Open monilshah98 opened 4 years ago
I have the exact same requirement, have you found an elegant solution for this?
I am interested in this as well. Although I am a newbie to DBs, my feeling is that having redundant instances which auto-sync / replicate should be an essential feature of a modern DB such as influxDB. A tiny difference is that instead of Telegraph we are using python libraries (infuxdb-client) to collect and write data to the local and remote instance of the DB. Is there a difference between influxDB v1.x and v2.x in this respect? We currently use v2.04
Proposal: Synchronization of data between two different instances of InfluxDB (both running on different servers).
Current behavior: I am not aware of any such setting or feature currently available in InfluxDB.
Desired behavior: If two InfluxDB instances are receiving data from the same Telegraf, then if due to some connectivity issue one instance fails to receive data for unknown amount of time while one instance keeps on receiving data from Telegraf when the connection to the previous instance is restored both the instances should sync data in some way.
Alternatives considered: I know that I can use Telegraf to buffer the data by setting the metric_buffer_limit parameter in configuration file so when the connection to any instance of InfluxDB is broken data will be buffered and sent to database successfully on re-establishment of connection, but the use case I am describing includes the failure of Telegraf (the machine running Telegraf shuts down due to power failure). And the issue is that Telegraf truncates data on SIGHUP as mentioned in this issue #2679.
Use case: Why is this important (helps with prioritizing requests)?
So here is what I am trying to say,
I have an edge device setup at a remote site which collects the data via Telegraf using an input plugin and transfers it to a Local InfluxDB (running on local machine at remote site) and to a server InfluxDB (running on cloud).
Now, I have a scenario where Telegraf and InfluxDB (both running on local machine at remote site), due to some reason the connection between Telegraf (running on local) and InfluxDB (running on cloud) gets broken for multiple days. At the same time data is written successfully to the InfluxDB (running on local). While the connection is broken, at the same time due to some reason the local machine running the Telegraf also shuts down.
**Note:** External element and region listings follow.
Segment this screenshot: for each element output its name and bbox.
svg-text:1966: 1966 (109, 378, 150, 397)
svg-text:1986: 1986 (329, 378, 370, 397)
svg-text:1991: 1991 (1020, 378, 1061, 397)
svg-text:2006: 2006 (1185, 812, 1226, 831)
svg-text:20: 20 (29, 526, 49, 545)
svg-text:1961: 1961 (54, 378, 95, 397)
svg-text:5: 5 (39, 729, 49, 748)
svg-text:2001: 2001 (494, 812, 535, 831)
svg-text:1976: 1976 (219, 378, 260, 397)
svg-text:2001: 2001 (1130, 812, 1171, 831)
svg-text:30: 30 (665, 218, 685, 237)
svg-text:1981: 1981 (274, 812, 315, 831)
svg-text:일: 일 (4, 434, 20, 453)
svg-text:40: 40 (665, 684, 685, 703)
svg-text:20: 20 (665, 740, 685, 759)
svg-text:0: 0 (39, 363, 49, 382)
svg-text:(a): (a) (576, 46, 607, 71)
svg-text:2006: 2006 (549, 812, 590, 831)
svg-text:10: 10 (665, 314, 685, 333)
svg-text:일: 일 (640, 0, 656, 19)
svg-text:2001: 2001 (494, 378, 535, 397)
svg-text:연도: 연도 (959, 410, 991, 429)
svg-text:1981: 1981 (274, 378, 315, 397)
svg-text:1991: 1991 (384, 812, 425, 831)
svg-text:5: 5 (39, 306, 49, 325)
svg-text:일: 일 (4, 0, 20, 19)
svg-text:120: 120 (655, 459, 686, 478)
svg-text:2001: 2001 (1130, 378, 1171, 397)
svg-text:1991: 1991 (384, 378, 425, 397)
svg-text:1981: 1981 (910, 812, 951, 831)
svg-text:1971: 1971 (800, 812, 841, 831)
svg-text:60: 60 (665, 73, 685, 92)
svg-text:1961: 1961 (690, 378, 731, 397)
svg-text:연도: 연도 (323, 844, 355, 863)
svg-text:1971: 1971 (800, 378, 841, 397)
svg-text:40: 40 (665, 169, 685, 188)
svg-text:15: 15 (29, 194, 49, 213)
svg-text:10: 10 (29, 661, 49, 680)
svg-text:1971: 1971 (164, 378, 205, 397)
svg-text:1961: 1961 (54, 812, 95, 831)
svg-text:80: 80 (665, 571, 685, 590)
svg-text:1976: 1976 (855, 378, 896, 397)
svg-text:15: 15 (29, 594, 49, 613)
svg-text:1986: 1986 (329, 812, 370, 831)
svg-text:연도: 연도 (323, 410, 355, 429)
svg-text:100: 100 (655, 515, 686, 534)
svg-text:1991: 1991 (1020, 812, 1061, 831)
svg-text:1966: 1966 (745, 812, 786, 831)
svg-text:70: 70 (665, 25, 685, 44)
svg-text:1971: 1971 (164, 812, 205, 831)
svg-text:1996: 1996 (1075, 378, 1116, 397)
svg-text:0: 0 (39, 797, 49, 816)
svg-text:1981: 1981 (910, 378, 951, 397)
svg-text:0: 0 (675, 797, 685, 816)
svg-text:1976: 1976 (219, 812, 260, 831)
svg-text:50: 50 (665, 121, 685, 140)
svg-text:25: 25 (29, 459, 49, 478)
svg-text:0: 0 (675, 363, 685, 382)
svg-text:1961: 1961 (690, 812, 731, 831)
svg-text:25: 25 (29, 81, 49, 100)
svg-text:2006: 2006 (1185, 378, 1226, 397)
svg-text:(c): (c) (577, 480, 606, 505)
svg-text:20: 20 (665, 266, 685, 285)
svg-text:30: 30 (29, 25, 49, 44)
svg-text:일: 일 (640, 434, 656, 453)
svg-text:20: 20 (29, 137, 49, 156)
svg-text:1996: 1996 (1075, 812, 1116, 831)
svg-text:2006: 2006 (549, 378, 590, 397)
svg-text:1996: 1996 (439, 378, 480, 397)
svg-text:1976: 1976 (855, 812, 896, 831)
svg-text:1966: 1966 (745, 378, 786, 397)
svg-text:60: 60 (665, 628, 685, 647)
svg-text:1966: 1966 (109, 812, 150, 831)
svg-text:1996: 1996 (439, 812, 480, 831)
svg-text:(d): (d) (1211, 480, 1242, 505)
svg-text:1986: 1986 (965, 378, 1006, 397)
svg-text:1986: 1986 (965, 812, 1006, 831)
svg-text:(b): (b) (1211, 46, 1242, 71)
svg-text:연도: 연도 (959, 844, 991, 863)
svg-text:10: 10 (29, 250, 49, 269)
Now I know that if the local machine shuts down there is no way to recover the data that is lost until the machine is up and running again successfully. But the time until which the machine was running and Telegraf was storing the data on InfluxDB (running on local) while the connection to InfluxDB (running on cloud) was broken, I want a way through which I can synchronize the data between the InfluxDB (running on local) and InfluxDB (running on cloud) (before the local machine shut down).
I want some possible way to do so, when the local machine is up and running successfully and the connection is also successfully restored to both InfluxDB instances.
A single Telegraf is configured and running in a local machine on the remote site which is sending data to both the local InfluxDB and server InfluxDB.